Understanding dawns on his face, followed quickly by horror. “Oh God. What are you planning?”

“Nothing complicated.” I head for the stairs. “We're going to give my daughter exactly what she wants: a show.”

“A show,” he echoes weakly, hurrying to keep up. “Great. Because your family's definition of entertainment seems really healthy and not at all terrifying.”

I pause at the bottom of the stairs, the weight of what we're about to do settling like spent gunpowder in my chest. “Ethan. You don't have to come.”

“Yeah, I do.” He straightens, steel entering his voice despite the fear in his eyes. “Layla's my friend. And friends don't let friends get tortured by psycho tech genius crime families alone.”

I don't respond, but I let him see my slight nod of acknowledgment before I start up the stairs.

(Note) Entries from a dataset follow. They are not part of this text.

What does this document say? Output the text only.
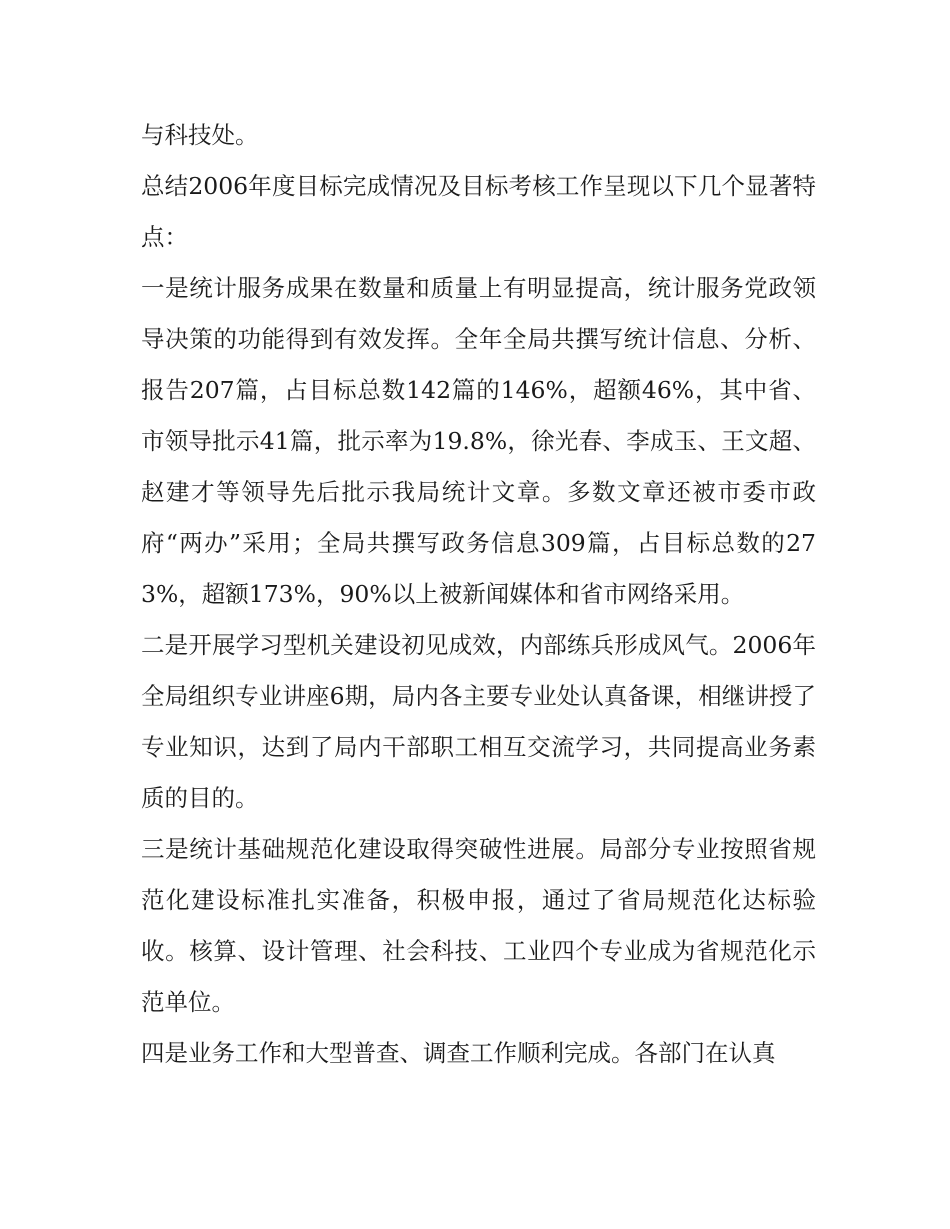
与科技处。

总结2006年度目标完成情况及目标考核工作呈现以下几个显著特点：

一是统计服务成果在数量和质量上有明显提高，统计服务党政领导决策的功能得到有效发挥。全年全局共撰写统计信息、分析、报告207篇，占目标总数142篇的146%，超额46%，其中省、市领导批示41篇，批示率为19.8%，徐光春、李成玉、王文超、赵建才等领导先后批示我局统计文章。多数文章还被市委市政府“两办”采用；全局共撰写政务信息309篇，占目标总数的273%，超额173%，90%以上被新闻媒体和省市网络采用。

二是开展学习型机关建设初见成效，内部练兵形成风气。2006年全局组织专业讲座6期，局内各主要专业处认真备课，相继讲授了专业知识，达到了局内干部职工相互交流学习，共同提高业务素质的目的。

三是统计基础规范化建设取得突破性进展。局部分专业按照省规范化建设标准扎实准备，积极申报，通过了省局规范化达标验收。核算、设计管理、社会科技、工业四个专业成为省规范化示范单位。

四是业务工作和大型普查、调查工作顺利完成。各部门在认真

Behind us, the crayon map lies abandoned on the floor, its red lines looking more and more like blood spatter in the basement light.

5

LAYLA

The lighter's flame dances closer to my skin. Cassie holds it with the same delicate precision she uses on her keyboards, studying how the heat makes my muscles twitch. My wrists are raw meat against the zip ties, but the pain helps. It keeps me anchored when the rest of me wants to drift away.

“You understand why I have to do this?”

Her voice is almost gentle. Blood from her last session still dries tacky between my shoulder blades, where she carved something in delicate strokes.

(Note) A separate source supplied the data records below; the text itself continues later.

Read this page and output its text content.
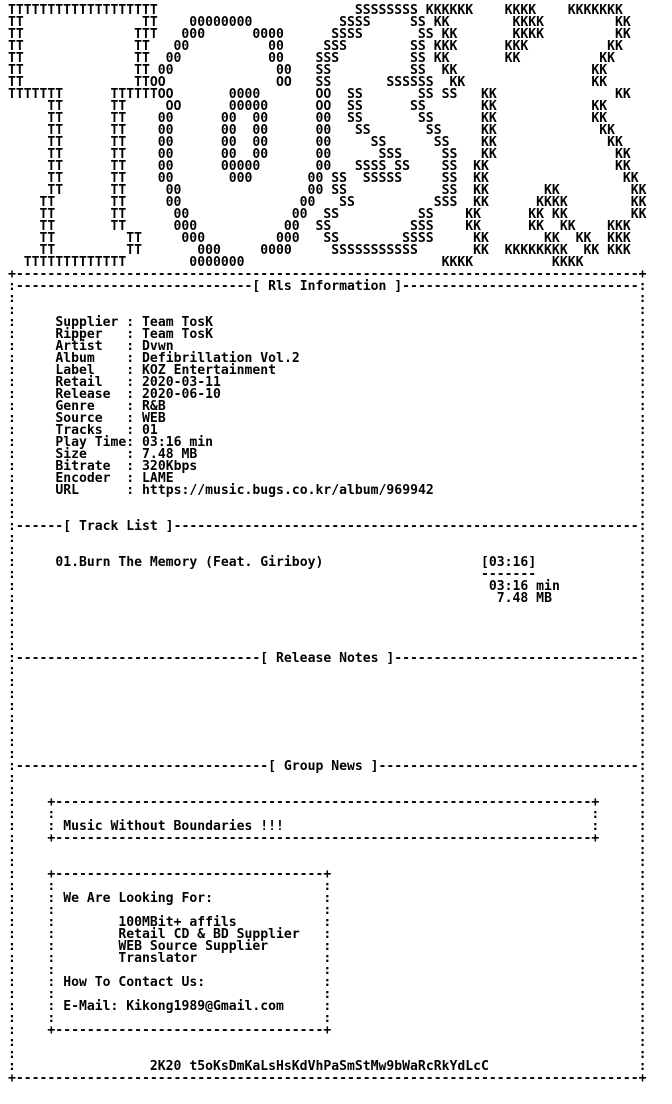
TTTTTTTTTTTTTTTTTTT                         SSSSSSSS KKKKKK    KKKK    KKKKKKK
TT               TT    00000000           SSSS     SS KK        KKKK         KK
TT              TTT   000      0000      SSSS       SS KK       KKKK         KK
TT              TT   00          00     SSS        SS KKK      KKK          KK
TT              TT  00           00    SSS         SS KK       KK          KK
TT              TT 00             00   SS          SS  KK                 KK
TT              TTOO              OO   SS       SSSSSS  KK                KK
TTTTTTT      TTTTTTOO       0000       OO  SS       SS SS   KK               KK
TT      TT     OO      00000      OO  SS      SS       KK            KK
TT      TT    00      00  00      00  SS       SS      KK            KK
TT      TT    00      00  00      00   SS       SS     KK             KK
TT      TT    00      00  00      00     SS      SS    KK              KK
TT      TT    00      00  00      00      SSS     SS   KK               KK
TT      TT    00      00000       00   SSSS SS    SS  KK                KK
TT      TT    00       000       00 SS  SSSSS     SS  KK                 KK
TT      TT     00                00 SS            SS  KK       KK         KK
TT       TT     00               00   SS          SSS  KK      KKKK        KK
TT       TT      00             00  SS          SS    KK      KK KK        KK
TT       TT      000           00  SS          SSS    KK      KK  KK    KKK
TT         TT     000         000   SS        SSSS     KK       KK  KK  KKK
TT         TT       000     0000     SSSSSSSSSSS       KK  KKKKKKKK  KK KKK
TTTTTTTTTTTTT        0000000                         KKKK          KKKK
+-------------------------------------------------------------------------------+
:------------------------------[ Rls Information ]------------------------------:
:                                                                               :
:                                                                               :
:     Supplier : Team TosK                                                      :
:     Ripper   : Team TosK                                                      :
:     Artist   : Dvwn                                                           :
:     Album    : Defibrillation Vol.2                                           :
:     Label    : KOZ Entertainment                                              :
:     Retail   : 2020-03-11                                                     :
:     Release  : 2020-06-10                                                     :
:     Genre    : R&B                                                            :
:     Source   : WEB                                                            :
:     Tracks   : 01                                                             :
:     Play Time: 03:16 min                                                      :
:     Size     : 7.48 MB                                                        :
:     Bitrate  : 320Kbps                                                        :
:     Encoder  : LAME                                                           :
:     URL      : https://music.bugs.co.kr/album/969942                          :
:                                                                               :
:                                                                               :
:------[ Track List ]-----------------------------------------------------------:
:                                                                               :
:                                                                               :
:     01.Burn The Memory (Feat. Giriboy)	[03:16]             :
:                                                           -------             :
:                                                            03:16 min          :
:                                                             7.48 MB           :
:                                                                               :
:                                                                               :
:                                                                               :
:                                                                               :
:-------------------------------[ Release Notes ]-------------------------------:
:                                                                               :
:                                                                               :
:                                                                               :
:                                                                               :
:                                                                               :
:                                                                               :
:                                                                               :
:                                                                               :
:--------------------------------[ Group News ]---------------------------------:
:                                                                               :
:                                                                               :
:    +--------------------------------------------------------------------+     :
:    :                                                                    :     :
:    : Music Without Boundaries !!!                                       :     :
:    +--------------------------------------------------------------------+     :
:                                                                               :
:                                                                               :
:    +----------------------------------+                                       :
:    :	:                                       :
:    : We Are Looking For:	:                                       :
:    :	:                                       :
:    :	100MBit+ affils	:                                       :
:    :	Retail CD & BD Supplier :                                       :
:    :	WEB Source Supplier	:                                       :
:    :	Translator	:                                       :
:    :	:                                       :
:    : How To Contact Us:	:                                       :
:    :	:                                       :
:    : E-Mail: Kikong1989@Gmail.com	:                                       :
:    :	:                                       :
:    +----------------------------------+                                       :
:                                                                               :
:                                                                               :
:                 2K20 t5oKsDmKaLsHsKdVhPaSmStMw9bWaRcRkYdLcC                   :
+-------------------------------------------------------------------------------+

The wounds are precise, surgical almost, mapped across my skin like a constellation of Cassie's rage. She's been methodical, each cut and burn placed where Kaden will see them first when he finds me. If he finds me.

My arms bear the brunt of her handiwork. Long, thin slices crisscross from wrist to elbow, a macabre latticework that weeps crimson tears. Cassie has carved her initials into the tender flesh of my inner forearm, signing her masterpiece.

The burns are concentrated on my shoulders and collarbones, angry red welts in the shape of a clockface, scorching a trail of them across my skin, a mocking perversion of Kaden’s tattoos.

She's left my face untouched, save for a single cut bisecting my left eyebrow. A precision strike, mirroring the scar that mars Kaden's own brow.

“He needs to hear what he left behind.”

Cassie rises, the cool wind of her departure nearly causing me to weep in gratitude, and adjusts a dial on her remote. My recorded voice fills the suite through hidden speakers. The sound makes my stomach turn—not because of the agony captured in those moments, but because of how carefully she's edited them. Layered them. Built them into something worse than the truth.

I try to swallow, but it’s like my throat is lined with broken seashells.

She perches on the leather armrest beside my prone form on the floor, close enough that I can smell her perfume, sweetly at odds with the dried blood under her manicured talons. My blood.

I force my head up despite the way it makes the room spin.

“You're admirable, you know.” She studies me with eyes like arctic water. “You lasted pretty long. Trying to stay quiet for him, it's sweet. Misguided, but sweet.”